Laponite-Based Nanocomposite Hydrogels for Drug Delivery Applications

Abstract

Hydrogels are widely used for therapeutic delivery applications due to their biocompatibility, biodegradability, and ability to control release kinetics by tuning swelling and mechanical properties. However, their clinical utility is hampered by unfavorable pharmacokinetic properties, including high initial burst release and difficulty in achieving prolonged release, especially for small molecules (<500 Da). The incorporation of nanomaterials within hydrogels has emerged as viable option as a method to trap therapeutics within the hydrogel and sustain release kinetics. Specifically, two-dimensional nanosilicate particles offer a plethora of beneficial characteristics, including dually charged surfaces, degradability, and enhanced mechanical properties within hydrogels. The nanosilicate-hydrogel composite system offers benefits not obtainable by just one component, highlighting the need for detail characterization of these nanocomposite hydrogels. This review focuses on Laponite, a disc-shaped nanosilicate with diameter of 30 nm and thickness of 1 nm. The benefits of using Laponite within hydrogels are explored, as well as examples of Laponite-hydrogel composites currently being investigated for their ability to prolong the release of small molecules and macromolecules such as proteins. Future work will further characterize the interplay between nanosilicates, hydrogel polymer, and encapsulated therapeutics, and how each of these components affect release kinetics and mechanical properties.
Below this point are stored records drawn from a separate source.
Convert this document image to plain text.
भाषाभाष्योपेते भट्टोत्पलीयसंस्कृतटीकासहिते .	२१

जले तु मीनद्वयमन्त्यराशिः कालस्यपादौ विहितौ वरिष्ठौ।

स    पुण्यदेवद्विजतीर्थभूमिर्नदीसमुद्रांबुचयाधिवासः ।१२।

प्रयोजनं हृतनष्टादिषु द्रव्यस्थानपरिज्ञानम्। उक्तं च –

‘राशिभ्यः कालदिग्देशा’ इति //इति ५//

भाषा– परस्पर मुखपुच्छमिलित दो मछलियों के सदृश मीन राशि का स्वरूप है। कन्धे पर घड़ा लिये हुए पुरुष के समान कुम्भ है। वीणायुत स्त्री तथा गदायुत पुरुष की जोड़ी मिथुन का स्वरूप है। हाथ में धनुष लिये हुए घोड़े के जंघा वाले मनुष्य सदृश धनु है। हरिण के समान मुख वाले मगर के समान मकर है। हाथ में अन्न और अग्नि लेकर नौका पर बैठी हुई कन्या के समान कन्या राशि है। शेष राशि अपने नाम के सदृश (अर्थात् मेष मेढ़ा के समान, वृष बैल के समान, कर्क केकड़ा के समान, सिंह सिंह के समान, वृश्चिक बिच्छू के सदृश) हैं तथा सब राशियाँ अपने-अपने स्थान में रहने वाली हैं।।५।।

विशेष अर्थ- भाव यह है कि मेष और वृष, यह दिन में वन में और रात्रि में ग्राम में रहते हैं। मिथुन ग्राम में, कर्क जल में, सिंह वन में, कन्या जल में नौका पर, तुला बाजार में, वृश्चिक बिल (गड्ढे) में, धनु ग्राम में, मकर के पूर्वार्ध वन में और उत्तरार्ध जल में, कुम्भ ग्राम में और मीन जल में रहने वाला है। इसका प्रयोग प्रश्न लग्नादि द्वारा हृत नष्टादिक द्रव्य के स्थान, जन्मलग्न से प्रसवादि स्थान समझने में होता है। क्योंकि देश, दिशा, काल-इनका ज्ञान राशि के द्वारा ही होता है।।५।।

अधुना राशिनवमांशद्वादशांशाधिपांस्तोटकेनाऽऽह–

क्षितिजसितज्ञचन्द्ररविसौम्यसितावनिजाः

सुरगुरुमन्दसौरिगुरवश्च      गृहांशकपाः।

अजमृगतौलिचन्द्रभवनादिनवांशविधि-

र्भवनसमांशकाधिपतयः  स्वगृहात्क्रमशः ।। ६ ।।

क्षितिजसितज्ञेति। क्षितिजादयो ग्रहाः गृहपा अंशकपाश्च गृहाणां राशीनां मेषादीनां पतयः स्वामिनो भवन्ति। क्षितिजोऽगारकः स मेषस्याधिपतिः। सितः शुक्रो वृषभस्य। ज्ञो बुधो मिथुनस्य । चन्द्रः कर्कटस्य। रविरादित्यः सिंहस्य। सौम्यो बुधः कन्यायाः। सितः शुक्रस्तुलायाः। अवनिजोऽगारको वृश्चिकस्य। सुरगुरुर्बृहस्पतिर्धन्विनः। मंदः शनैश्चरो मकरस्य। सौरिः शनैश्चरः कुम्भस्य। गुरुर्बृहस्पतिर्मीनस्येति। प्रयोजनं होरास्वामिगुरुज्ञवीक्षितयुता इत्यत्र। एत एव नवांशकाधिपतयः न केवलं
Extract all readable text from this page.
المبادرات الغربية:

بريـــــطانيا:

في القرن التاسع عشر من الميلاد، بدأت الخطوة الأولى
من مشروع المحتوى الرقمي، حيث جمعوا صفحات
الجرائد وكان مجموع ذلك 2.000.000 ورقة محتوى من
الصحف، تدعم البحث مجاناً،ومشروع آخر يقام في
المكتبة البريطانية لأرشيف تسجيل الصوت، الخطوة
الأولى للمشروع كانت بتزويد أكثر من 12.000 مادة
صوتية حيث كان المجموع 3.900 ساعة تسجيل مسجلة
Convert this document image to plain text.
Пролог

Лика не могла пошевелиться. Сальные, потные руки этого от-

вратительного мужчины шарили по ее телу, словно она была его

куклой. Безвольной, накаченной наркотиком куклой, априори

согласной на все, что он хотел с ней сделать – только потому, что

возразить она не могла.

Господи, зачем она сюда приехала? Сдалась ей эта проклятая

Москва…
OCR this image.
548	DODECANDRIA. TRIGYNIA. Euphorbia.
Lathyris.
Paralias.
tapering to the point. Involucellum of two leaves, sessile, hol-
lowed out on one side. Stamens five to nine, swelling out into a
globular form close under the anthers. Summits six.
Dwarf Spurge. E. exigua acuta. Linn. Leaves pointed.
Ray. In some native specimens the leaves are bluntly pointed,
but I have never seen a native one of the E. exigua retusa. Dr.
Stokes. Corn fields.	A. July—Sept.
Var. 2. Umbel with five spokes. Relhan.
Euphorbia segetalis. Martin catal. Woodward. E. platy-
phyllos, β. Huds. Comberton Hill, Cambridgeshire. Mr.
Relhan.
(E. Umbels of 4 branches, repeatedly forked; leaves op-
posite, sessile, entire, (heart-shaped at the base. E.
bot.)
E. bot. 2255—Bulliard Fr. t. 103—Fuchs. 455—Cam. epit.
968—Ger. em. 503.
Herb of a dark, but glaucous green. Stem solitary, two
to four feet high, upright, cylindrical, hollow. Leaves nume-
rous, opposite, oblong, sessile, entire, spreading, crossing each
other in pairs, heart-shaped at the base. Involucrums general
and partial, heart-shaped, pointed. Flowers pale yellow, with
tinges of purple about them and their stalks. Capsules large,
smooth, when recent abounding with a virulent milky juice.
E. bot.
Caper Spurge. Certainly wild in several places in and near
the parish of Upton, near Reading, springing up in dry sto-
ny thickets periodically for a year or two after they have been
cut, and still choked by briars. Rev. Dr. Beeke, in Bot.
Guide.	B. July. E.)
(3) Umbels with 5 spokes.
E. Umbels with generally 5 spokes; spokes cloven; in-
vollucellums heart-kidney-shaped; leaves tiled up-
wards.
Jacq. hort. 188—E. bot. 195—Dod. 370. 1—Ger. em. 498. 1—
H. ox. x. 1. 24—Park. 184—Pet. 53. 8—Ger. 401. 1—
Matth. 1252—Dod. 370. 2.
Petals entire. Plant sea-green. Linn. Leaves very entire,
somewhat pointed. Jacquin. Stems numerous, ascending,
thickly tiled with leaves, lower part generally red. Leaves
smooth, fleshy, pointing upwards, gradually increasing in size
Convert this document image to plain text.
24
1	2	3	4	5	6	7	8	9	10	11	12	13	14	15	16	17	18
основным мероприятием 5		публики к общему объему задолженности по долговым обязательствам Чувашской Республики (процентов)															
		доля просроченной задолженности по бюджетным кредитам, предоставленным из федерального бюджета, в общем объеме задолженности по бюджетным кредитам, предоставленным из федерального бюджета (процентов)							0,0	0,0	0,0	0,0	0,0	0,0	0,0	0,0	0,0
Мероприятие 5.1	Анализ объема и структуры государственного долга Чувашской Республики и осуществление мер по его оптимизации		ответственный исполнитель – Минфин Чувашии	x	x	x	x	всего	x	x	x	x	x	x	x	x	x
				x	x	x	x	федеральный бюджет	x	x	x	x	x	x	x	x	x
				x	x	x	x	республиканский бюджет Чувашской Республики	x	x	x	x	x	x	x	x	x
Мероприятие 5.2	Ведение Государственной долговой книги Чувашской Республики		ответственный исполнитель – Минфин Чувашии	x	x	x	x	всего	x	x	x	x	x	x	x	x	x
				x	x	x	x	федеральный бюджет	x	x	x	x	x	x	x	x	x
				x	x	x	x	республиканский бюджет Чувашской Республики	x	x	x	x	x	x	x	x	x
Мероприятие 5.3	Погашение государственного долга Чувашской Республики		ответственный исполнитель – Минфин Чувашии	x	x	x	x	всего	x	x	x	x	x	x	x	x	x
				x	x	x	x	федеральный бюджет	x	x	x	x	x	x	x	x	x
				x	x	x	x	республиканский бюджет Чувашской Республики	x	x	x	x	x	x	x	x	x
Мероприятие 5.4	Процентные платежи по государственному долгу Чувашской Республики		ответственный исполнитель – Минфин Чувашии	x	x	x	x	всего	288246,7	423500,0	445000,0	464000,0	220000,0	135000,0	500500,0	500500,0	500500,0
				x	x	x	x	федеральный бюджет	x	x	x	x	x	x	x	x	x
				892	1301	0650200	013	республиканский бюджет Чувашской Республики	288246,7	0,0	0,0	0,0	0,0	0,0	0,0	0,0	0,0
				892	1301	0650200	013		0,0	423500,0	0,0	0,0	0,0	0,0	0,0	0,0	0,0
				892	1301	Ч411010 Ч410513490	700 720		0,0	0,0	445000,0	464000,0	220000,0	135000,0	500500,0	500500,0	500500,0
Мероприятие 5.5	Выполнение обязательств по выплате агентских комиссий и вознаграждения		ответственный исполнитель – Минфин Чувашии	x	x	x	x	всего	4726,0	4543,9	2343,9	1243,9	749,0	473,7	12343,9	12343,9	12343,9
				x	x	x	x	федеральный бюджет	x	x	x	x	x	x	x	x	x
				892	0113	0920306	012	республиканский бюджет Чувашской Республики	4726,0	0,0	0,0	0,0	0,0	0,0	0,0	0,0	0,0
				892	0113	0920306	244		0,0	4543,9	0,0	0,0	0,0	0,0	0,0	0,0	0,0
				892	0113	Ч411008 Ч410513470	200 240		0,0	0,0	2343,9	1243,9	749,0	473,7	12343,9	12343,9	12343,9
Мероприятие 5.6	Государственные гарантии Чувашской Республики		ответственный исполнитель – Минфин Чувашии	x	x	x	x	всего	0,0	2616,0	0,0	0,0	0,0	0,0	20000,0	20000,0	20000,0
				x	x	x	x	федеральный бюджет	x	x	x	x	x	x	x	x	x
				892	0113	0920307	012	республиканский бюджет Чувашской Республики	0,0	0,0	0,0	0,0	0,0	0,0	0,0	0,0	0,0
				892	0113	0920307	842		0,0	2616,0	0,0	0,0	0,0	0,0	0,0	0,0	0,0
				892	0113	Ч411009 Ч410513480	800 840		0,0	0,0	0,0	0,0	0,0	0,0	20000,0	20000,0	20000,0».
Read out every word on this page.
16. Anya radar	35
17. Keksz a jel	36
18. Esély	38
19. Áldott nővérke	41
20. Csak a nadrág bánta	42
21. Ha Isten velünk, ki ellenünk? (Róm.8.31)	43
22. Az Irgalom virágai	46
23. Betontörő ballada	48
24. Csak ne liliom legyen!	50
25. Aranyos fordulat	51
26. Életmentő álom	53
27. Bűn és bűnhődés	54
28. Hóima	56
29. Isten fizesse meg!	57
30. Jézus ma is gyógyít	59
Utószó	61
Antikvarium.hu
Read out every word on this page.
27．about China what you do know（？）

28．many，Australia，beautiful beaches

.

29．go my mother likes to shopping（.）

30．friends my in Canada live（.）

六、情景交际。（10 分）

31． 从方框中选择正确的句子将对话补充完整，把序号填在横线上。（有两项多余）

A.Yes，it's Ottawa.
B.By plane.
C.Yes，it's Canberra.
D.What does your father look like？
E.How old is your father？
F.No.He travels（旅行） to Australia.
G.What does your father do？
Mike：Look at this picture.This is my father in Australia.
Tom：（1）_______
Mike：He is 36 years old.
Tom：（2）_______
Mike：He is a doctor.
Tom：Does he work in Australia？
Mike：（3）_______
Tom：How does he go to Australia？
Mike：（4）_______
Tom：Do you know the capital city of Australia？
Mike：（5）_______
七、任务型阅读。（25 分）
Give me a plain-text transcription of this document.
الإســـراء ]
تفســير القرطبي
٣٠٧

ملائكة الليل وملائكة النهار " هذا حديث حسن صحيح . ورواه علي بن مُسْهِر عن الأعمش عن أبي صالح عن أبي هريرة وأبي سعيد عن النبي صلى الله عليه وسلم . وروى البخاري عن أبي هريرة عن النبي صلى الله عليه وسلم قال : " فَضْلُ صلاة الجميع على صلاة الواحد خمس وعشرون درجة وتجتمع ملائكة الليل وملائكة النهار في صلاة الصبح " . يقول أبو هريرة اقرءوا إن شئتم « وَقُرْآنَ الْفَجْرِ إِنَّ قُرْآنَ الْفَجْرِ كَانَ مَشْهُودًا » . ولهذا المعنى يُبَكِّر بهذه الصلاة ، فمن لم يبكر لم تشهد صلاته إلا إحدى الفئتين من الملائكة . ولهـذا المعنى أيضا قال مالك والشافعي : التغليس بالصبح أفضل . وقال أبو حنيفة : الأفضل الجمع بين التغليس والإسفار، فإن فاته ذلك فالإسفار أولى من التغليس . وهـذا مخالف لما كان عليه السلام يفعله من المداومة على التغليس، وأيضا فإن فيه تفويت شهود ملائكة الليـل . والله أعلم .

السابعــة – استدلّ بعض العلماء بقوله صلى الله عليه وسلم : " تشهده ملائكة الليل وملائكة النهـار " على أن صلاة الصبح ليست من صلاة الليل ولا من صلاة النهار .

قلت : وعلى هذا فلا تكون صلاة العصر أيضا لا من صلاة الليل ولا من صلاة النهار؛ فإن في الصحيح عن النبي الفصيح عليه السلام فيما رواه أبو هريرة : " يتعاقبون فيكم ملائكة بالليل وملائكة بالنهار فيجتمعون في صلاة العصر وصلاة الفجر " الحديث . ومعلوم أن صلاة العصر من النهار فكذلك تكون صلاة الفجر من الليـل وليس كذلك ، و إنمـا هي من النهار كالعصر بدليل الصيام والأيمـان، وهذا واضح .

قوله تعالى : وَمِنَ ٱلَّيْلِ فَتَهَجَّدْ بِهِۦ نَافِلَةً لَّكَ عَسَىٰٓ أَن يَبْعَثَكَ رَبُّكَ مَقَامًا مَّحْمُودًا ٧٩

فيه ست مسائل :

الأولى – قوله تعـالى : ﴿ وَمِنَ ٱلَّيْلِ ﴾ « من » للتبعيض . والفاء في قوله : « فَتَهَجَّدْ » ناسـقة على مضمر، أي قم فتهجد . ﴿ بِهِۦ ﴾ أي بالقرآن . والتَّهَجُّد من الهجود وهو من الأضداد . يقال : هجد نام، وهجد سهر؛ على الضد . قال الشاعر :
Keywords: Laponite; drug delivery; hydrogel; nanoclay; nanocomposite; nanosilicate.

Figure 1

(A). Structure of Laponite with 2:1 tetrahedral:trioctahedral layering, allowing for intercalation and adsorption of drug molecules. (B). Properties of Laponite particles making them beneficial for use in drug delivery applications.

Figure 2

Structure, physiological stability, and cellular compatibility of Laponite. (A) Laponite (nanosilicates, nSi) are plate-like poly-ions composed of simple or complex salts of silicic acids with a heterogeneous charge distribution and patchy interactions. Transmission electron microscopy (TEM) images show the size of Laponite to be between 20 and 50 nm in diameter. Dynamic light scattering (DLS) shows the hydrodynamic diameter (Dh) of Laponite to be ~32 nm in aqueous conditions, with a polydispersity index (PDI) of ~0.13. The schematic shows the potential interactions of Laponite with cells. Laponite dissociates into individual ions once introduced to a physiological microenvironment (pH < 9). a.u., arbitrary units. (B) The dissolution of Laponite was monitored using inductively coupled plasma mass spectrometry (ICP-MS) at different pH to mimic the extracellular (pH~7.4) and intracellular (pH~5.5) microenvironments. Laponite is expected to be stable at pH~10, and thus, pH 10 was used as control. (C) The effect of Laponite and its ionic dissolution products (silicon, magnesium, and lithium) on cellular viability was evaluated using an MTT assay. Three technical replicates were used for each condition. Half-maximal inhibitory concentration (IC50) is labeled at 50% viability. Concentrations of released ions from Laponite fall well below the IC50 value. (D) Long-term cellular viability after treatment with nanoparticles and its ionic dissolution products was assessed using an alamarBlue assay to detect metabolically active cells (n = 3). Adapted with permission from Ref. [83]. 2022. Science.

Figure 3

Release of free Doxorubicin (DOX) and DOX from Alginate (AG)/Laponite (LP) nanocomposite hydrogels at pH 7.4 (A) and at different pH values in PBS (B). Reprinted with permission from Ref. [119]. 2014, Elsevier.

Figure 4

(A). Visual observation of complexation of nanosilicates (NS; 10 mg/mL) with Lys, BSA, and RNase (2 mg/mL). (B). Diameter of NS only (no protein) and NS–protein complexes measured via dynamic light scattering. NS concentration was 1 mg/mL and protein concentration was 1 mg/mL. * Indicates significant difference (N = 6, p < 0.05). (C). Release profiles of BSA, RNase, and Lys from PEG-only (dashed lines) and NS–PEG (10 mg/mL NS, solid lines) hydrogels. (D). Normalized diffusivity of proteins in PEG-only (No NS) compared to NS–PEG hydrogels. * indicates statistically significant difference (N = 6, p < 0.05). (E). Diameter of NS only (no protein) and NS–protein complexes as a function of pH. NS (100 μg/mL) and protein (50 μg/mL) were incubated for 30 min before measurements. Vertical dashed lines represent isoelectric points of BSA (blue; pI = 4.7), RNase (red; pI = 8.54), and Lys (green; pI = 11.35). Republished with permission from Ref. [39]. 2021. American Chemical Society.